Results of a previous study indicated that for a definitive report of meniscal tear on MR examinations, signal should touch a surface on two images [6]. In our study, if signal was definitively seen to touch a surface in one view, a meniscal tear was reported. Using this criterion in our study did not decrease specificity (97%) compared with that in previous studies performed at 1.5 T or lower field strength. This result may have been be due to the high resolution of 3-T images. Another explanation may be the use of thin-section (2 mm) proton density sagittal images. In previous studies, slice thickness on sagittal proton density images was at least 3 mm. The thinner sections may make it clearer to see whether signal touches a surface. In six cases, signal was seen to touch a meniscal surface in one view only. Four of these injuries were meniscal radial tears, which sometimes are seen only in one view. Two of these injures were horizontal tears seen to touch a surface in only one view. In all six cases, a meniscal tear was seen at arthroscopy.

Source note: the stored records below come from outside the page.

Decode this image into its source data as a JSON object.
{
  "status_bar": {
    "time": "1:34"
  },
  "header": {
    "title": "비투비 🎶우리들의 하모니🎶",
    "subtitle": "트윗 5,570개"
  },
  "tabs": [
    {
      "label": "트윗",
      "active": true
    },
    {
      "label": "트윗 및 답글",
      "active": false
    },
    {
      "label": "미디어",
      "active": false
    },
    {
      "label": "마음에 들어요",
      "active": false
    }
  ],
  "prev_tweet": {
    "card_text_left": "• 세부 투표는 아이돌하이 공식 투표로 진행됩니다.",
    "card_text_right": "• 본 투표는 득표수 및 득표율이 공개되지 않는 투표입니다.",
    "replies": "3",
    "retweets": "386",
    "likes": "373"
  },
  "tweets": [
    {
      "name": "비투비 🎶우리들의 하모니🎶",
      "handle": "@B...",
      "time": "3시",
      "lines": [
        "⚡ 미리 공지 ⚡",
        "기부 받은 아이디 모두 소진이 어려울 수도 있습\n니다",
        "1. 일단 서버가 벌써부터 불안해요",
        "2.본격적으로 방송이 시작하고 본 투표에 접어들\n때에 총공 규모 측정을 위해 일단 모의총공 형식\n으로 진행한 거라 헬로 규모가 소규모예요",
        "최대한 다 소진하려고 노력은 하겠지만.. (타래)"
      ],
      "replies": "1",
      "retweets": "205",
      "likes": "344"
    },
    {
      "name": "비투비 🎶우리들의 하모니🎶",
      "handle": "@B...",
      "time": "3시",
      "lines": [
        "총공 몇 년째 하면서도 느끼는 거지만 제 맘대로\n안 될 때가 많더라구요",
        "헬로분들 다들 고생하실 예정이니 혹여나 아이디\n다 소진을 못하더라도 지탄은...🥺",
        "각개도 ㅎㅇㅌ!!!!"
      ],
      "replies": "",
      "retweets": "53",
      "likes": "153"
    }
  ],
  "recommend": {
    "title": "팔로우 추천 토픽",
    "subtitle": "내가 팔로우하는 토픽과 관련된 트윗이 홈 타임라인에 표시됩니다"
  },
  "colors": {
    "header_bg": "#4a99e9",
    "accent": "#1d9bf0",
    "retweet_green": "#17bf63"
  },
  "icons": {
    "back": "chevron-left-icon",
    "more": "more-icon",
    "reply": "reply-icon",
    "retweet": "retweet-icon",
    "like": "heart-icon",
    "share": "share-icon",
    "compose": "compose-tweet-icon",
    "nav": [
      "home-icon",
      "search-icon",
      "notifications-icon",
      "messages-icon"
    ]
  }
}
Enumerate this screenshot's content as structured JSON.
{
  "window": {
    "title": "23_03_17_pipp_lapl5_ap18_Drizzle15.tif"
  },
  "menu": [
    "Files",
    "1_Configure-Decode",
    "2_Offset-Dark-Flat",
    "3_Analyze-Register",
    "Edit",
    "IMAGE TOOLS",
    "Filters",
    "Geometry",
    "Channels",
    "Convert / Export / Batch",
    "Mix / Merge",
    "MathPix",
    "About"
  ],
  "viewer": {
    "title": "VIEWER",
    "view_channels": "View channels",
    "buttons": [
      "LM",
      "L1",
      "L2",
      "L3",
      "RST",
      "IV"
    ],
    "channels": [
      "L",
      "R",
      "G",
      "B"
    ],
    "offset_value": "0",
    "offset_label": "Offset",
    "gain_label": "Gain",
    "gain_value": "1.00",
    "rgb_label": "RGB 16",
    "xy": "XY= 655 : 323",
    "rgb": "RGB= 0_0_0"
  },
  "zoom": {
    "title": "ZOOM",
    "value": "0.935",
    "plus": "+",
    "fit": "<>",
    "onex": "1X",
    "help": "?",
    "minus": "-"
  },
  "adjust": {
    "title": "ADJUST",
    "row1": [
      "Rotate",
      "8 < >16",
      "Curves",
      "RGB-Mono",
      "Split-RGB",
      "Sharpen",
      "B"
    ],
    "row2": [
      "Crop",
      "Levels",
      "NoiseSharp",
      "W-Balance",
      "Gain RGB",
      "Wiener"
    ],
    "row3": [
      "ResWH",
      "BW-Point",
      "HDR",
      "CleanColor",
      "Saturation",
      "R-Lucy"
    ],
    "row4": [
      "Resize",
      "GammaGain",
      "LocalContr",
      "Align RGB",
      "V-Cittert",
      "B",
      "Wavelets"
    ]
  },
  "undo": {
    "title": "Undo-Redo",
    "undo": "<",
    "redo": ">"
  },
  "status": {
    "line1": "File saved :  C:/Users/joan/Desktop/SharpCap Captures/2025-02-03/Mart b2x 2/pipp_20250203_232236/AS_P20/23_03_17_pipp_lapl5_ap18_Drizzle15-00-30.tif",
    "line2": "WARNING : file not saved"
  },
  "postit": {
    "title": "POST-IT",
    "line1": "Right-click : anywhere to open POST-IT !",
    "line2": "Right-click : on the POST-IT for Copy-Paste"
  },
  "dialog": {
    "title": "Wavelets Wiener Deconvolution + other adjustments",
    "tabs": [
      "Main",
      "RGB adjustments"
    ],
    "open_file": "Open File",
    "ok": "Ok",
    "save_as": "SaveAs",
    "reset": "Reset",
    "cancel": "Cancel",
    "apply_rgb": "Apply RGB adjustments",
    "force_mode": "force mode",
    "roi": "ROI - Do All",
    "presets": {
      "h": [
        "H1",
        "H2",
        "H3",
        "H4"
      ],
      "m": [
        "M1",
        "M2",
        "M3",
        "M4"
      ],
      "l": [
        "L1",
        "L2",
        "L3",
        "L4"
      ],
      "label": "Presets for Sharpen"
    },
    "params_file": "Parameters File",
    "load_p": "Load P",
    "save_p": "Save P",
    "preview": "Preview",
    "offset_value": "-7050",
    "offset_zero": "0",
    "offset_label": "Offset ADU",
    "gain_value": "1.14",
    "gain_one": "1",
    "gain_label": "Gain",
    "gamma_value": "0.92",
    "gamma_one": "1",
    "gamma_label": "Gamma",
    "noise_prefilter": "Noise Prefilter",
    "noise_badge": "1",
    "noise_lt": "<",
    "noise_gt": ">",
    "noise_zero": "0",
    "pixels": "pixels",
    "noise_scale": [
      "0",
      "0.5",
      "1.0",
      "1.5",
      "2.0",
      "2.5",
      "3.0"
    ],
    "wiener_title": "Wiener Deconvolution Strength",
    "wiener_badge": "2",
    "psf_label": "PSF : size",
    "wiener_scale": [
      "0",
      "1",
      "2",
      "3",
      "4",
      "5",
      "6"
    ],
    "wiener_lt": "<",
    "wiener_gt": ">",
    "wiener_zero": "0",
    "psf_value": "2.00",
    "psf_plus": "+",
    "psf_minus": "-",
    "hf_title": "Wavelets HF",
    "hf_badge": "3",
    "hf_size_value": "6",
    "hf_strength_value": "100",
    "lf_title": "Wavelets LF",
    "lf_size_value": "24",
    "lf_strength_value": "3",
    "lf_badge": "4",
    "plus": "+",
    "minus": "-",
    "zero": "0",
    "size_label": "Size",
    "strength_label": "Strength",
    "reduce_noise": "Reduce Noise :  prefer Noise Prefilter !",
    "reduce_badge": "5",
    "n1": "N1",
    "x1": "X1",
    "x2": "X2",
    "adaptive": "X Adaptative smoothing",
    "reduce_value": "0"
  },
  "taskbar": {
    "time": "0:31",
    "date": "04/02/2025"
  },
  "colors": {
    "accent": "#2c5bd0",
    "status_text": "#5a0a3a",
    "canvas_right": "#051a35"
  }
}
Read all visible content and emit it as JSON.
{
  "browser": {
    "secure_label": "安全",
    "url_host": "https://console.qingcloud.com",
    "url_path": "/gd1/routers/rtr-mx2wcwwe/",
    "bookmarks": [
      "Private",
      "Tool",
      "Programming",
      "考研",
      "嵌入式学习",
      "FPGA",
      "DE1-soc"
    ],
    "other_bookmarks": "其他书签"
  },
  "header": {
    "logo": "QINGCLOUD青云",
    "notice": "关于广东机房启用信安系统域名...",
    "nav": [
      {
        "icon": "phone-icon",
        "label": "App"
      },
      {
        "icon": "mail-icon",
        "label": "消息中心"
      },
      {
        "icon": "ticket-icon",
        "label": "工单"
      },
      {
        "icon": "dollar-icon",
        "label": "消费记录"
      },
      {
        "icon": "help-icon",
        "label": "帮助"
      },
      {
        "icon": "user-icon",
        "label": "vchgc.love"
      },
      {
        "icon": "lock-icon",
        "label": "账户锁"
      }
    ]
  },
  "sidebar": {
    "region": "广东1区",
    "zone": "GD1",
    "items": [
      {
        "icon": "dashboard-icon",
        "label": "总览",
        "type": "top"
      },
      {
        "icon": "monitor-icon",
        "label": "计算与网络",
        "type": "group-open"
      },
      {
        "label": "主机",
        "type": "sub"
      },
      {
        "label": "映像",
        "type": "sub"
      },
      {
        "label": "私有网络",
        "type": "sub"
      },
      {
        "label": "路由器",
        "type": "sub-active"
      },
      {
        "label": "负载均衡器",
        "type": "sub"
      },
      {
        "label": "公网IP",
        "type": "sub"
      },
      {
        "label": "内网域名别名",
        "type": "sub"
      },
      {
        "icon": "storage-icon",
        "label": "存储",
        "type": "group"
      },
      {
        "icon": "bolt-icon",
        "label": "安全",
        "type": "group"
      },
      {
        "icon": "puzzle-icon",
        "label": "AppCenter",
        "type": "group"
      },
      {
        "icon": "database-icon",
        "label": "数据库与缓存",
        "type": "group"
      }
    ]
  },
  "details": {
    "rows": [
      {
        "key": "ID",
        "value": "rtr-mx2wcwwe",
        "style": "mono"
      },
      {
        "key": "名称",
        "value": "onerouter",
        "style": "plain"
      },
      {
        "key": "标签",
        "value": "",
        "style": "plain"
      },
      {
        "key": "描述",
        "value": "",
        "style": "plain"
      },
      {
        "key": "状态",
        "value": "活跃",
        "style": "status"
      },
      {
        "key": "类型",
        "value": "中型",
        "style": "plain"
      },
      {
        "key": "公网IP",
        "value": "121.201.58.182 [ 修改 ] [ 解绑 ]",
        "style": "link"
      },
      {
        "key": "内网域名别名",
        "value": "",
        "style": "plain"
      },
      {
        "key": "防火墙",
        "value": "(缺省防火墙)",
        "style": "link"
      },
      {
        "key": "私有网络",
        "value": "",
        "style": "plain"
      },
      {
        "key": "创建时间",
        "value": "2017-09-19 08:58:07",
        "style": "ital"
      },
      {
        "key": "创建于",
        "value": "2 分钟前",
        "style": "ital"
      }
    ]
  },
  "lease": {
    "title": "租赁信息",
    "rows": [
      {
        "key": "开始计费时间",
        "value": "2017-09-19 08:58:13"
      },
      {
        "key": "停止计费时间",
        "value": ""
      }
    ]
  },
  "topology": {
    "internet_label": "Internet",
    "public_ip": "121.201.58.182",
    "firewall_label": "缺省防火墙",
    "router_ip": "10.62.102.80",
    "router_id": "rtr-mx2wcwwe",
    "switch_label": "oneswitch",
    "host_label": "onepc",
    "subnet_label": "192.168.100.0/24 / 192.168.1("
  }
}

Fast spin-echo proton density sagittal imaging with an echo-train length of 6 was used in this study. Some authors have indicated that fast spin-echo imaging can cause blur, affecting the diagnosis of meniscal tears on MRI [10]. Neither of the two reviewers in this study perceived blurring of images at retrospective interpretation. Our sensitivity and specificity for detection of meniscal tears with the use of fast spin-echo imaging compared favorably with results reported in previous studies [1-7]. In one previous study, 100% sensitivity was reported for detection of meniscal tears, degeneration, or both. A significant limitation was that only 20 patients were enrolled in that study [7].
Limitations of our study were its retrospective nature and the fact MR images were interpreted by consensus rather than independently. Most of our referrals come from orthopedic surgeons, and the patients have a high prevalence of positive findings on MRI. The surgeons were aware of the prospective MR review before arthroscopy, and this knowledge may have biased their arthroscopic findings.
We conclude that MRI of the knee performed at 3.0 T compares favorably in sensitivity and specificity with studies performed at 1.5-T field strength or lower.